In the New Statesman piece, I talked of a shiny new boredom, and boredom is certainly part of the phenomenological make-up of the current Iculture lite entertainment regime. Yet what the allure of X Factor - and of reality TV in general - has depended upon is some combination of boredom and fascination: something like a cybernetic upgrade of Heidegger's idle talk, ambiguity and curiosity perhaps. But Sonic Warfare's language of virology, of deja entendu hype-temporalities, of a militarised control of perception, seem equally apt in relation to a phenonemon which so obviously depends upon the manipulation of noise - circus barker hyperbole and crowd hysteria as well as all the FX.
The control apparatus also involves the use of hypnotic verbal commands which induce us to distrust our own eyes and ears. Shambolic performances by rehab superstars such as Whitney Houston (madwoman fresh out of the attic) and Robbie Williams (pupils dilated enough, Robbie?) are routinely greeted as "amazing". The effect is not to convince us that the performances are good, but rather to indicate the imperviousness of the 'official' PR narrative to our response. Even if we have seen that the emperor is naked, the big Other has not. The situation is reminiscent of Deleuze and Guattari's claim in A Thousand Plateuas that official announcements concern not what is true, but what we are now supposed to believe. The juggernaut will roll on, whatever we think. Ignore the quality, look at the sales figures now being flashframed onto your optic nerve.

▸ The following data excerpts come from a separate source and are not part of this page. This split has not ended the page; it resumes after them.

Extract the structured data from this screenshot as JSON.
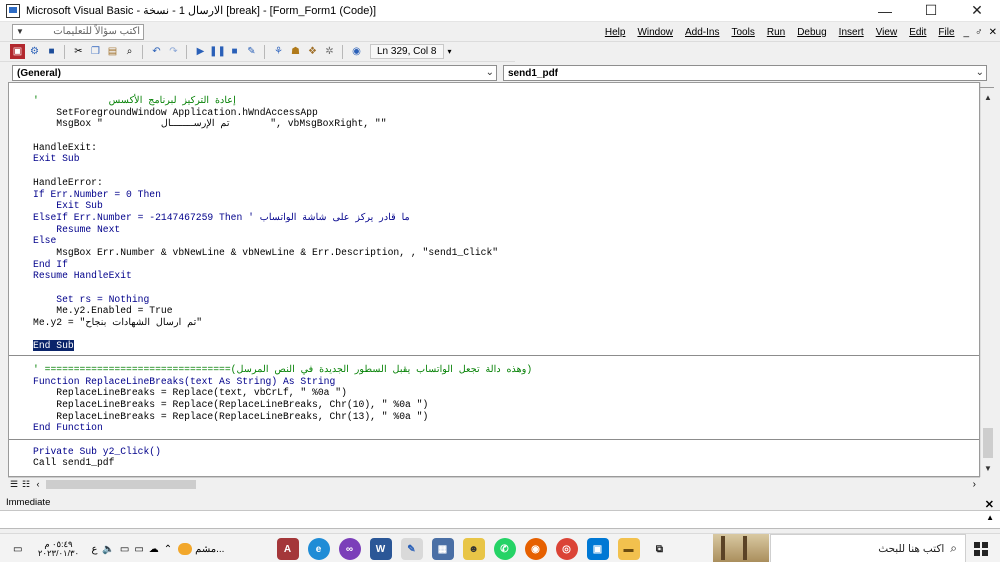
{
  "window": {
    "title": "Microsoft Visual Basic - الارسال 1 - نسخة [break] - [Form_Form1 (Code)]",
    "min_glyph": "—",
    "max_glyph": "☐",
    "close_glyph": "✕"
  },
  "menubar": {
    "help_placeholder": "اكتب سؤالاً للتعليمات",
    "items": [
      "Help",
      "Window",
      "Add-Ins",
      "Tools",
      "Run",
      "Debug",
      "Insert",
      "View",
      "Edit",
      "File"
    ],
    "mdi_controls": [
      "_",
      "♂",
      "✕"
    ]
  },
  "toolbar": {
    "position_text": "Ln 329, Col 8"
  },
  "combos": {
    "object": "(General)",
    "procedure": "send1_pdf"
  },
  "code": {
    "block1": [
      {
        "t": "'            إعادة التركيز لبرنامج الأكسس",
        "c": "cm"
      },
      {
        "t": "    SetForegroundWindow Application.hWndAccessApp",
        "c": ""
      },
      {
        "t": "    MsgBox \"          تم الإرســــــــال       \", vbMsgBoxRight, \"\"",
        "c": ""
      },
      {
        "t": "",
        "c": ""
      },
      {
        "t": "HandleExit:",
        "c": ""
      },
      {
        "t": "Exit Sub",
        "c": "kw"
      },
      {
        "t": "",
        "c": ""
      },
      {
        "t": "HandleError:",
        "c": ""
      },
      {
        "t": "If Err.Number = 0 Then",
        "c": "kw"
      },
      {
        "t": "    Exit Sub",
        "c": "kw"
      },
      {
        "t": "ElseIf Err.Number = -2147467259 Then ' ما قادر يركز على شاشة الواتساب",
        "c": "mix1"
      },
      {
        "t": "    Resume Next",
        "c": "kw"
      },
      {
        "t": "Else",
        "c": "kw"
      },
      {
        "t": "    MsgBox Err.Number & vbNewLine & vbNewLine & Err.Description, , \"send1_Click\"",
        "c": ""
      },
      {
        "t": "End If",
        "c": "kw"
      },
      {
        "t": "Resume HandleExit",
        "c": "kw"
      },
      {
        "t": "",
        "c": ""
      },
      {
        "t": "    Set rs = Nothing",
        "c": "kw"
      },
      {
        "t": "    Me.y2.Enabled = True",
        "c": ""
      },
      {
        "t": "Me.y2 = \"تم ارسال الشهادات بنجاح\"",
        "c": ""
      },
      {
        "t": "",
        "c": ""
      },
      {
        "t": "End Sub",
        "c": "sel"
      }
    ],
    "block2": [
      {
        "t": "' ================================(وهذه دالة تجعل الواتساب يقبل السطور الجديدة في النص المرسل)",
        "c": "cm"
      },
      {
        "t": "Function ReplaceLineBreaks(text As String) As String",
        "c": "kw"
      },
      {
        "t": "    ReplaceLineBreaks = Replace(text, vbCrLf, \" %0a \")",
        "c": ""
      },
      {
        "t": "    ReplaceLineBreaks = Replace(ReplaceLineBreaks, Chr(10), \" %0a \")",
        "c": ""
      },
      {
        "t": "    ReplaceLineBreaks = Replace(ReplaceLineBreaks, Chr(13), \" %0a \")",
        "c": ""
      },
      {
        "t": "End Function",
        "c": "kw"
      }
    ],
    "block3": [
      {
        "t": "Private Sub y2_Click()",
        "c": "kw"
      },
      {
        "t": "Call send1_pdf",
        "c": ""
      }
    ]
  },
  "immediate": {
    "title": "Immediate",
    "close": "✕"
  },
  "taskbar": {
    "clock_time": "٠٥:٤٩ م",
    "clock_date": "٢٠٢٣/٠١/٣٠",
    "lang": "ع",
    "weather_text": "مشم...",
    "search_placeholder": "اكتب هنا للبحث"
  }
}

The significance of the RATM thing might be to hold up the juggernaut, in what would be a proper negation of a negation, the termination of a non-event. Could it be time for another war on pop, such as was declared by Ian Penman twenty-five years ago, at the moment that postpunk finally died and the media chat vortex which now consumes and subsumes everything started to coalesce?
Or of War on Want: war on lack, on something missing and desirable, to speak of a poison or virus that is also our remedy, an enemy that is also our goal, a formidable opponent, a lost ideal?"